Emily Thompson 10:27
What I want to say about this, too, is is not just that you have a mobile version of your website, because I feel like finally that standard, I feel like for years, we were selling people on how important it was to have mobile filling there. No, I just want desktop like everyone knows the importance of that. But it's not just having a mobile version of your site. So you know, if you scale your screen down really small, it's a small site. It's also making it easy to use for mobile users. So if your links are too small, it's not mobile friendly. If you have half of your menu disappears, it's not mobile friendly, a lot more goes into it being actually quote unquote, mobile friendly than it does, or then just, you know, you having a small version of your site.
Corey Winter 11:07
Yeah.
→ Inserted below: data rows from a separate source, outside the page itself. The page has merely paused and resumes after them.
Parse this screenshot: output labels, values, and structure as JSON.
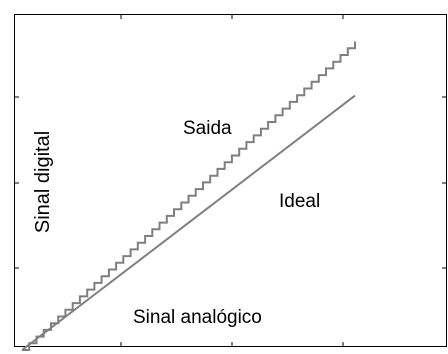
{
  "chart_data": {
    "type": "line",
    "title": "",
    "xlabel": "Sinal analógico",
    "ylabel": "Sinal digital",
    "xlim": [
      0,
      1
    ],
    "ylim": [
      0,
      1
    ],
    "grid": false,
    "series": [
      {
        "name": "Ideal",
        "style": "straight",
        "color": "#7f7f7f",
        "points": [
          [
            0.0,
            0.0
          ],
          [
            1.0,
            0.8
          ]
        ]
      },
      {
        "name": "Saida",
        "style": "staircase",
        "color": "#7f7f7f",
        "steps": 46,
        "points": [
          [
            0.0,
            0.0
          ],
          [
            1.0,
            0.97
          ]
        ]
      }
    ]
  }
}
And for designers that I work with, I have actually started requesting that we implement a mobile first design philosophy. And this means that when we are creating the website mock up, we actually create what it looks like on mobile devices first. And from there, we adapt the design to desktops. In other words, the mobile layout has started to take priority.
Emily Thompson 11:29
Oh, I didn't know that. But I love it. Oh, how times have changed. How times have changed.
Corey Winter 11:37
I saw statistic that more than 4 billion people are accessing the internet from mobile devices,
Emily Thompson 11:43
which blows my mind sounds like a lot. And everyone, all that 3 billion is just babies. True that babies and just like really old people who don't want their phones, like anyone who's within the age bracket of like phone owning or using are doing it. That's crazy. My two
Corey Winter 12:03
year old nephew, accesses the internet on an iPad Gee, he knows how to navigate YouTube better than I do.
Emily Thompson 12:12
find their Pampers on the internet, right. But you also were pulling up a statistic earlier that I want to point out that mobile is still not the end all be all. Because even though people are searching using mobile, they are actually buying on their desktop. And I can attest to this, I will browse things online all the time. But I hate checking out on mobile like when it comes to typing in my all of my information, I don't want to do that on my phone, I will go to a desktop to purchase the thing. So mobile first, yes, but you also still need to have a really great experience on your desktop as well. Right. So since this is supposed to only be a 10 minute episode, that's where we're going to start basically Cory and I could talk for weeks about how to build an amazing high converting website. But I feel like those are the basics. And it is one make sure you are really narrowed in on that core purpose of your website. And that is for you to be or for your website to be selling your product or service. And everything should support your website in doing that. You can do that by telling people what to do next. And you can make it easy for them to take that action. By designated a call to action color that is used specifically and only for things like buttons or links or sections of your website, we're trying to tell them to do something. And then on the tech side of things, make sure your website loads quickly. And you should test this on your desktop, on your phone, on the Internet at the coffee shop, all of those things to make sure that your website is loading quickly. And also make sure your website is mobile friendly and all the ways that it should be not just that it has a small size that it's actually usable in mobile as well.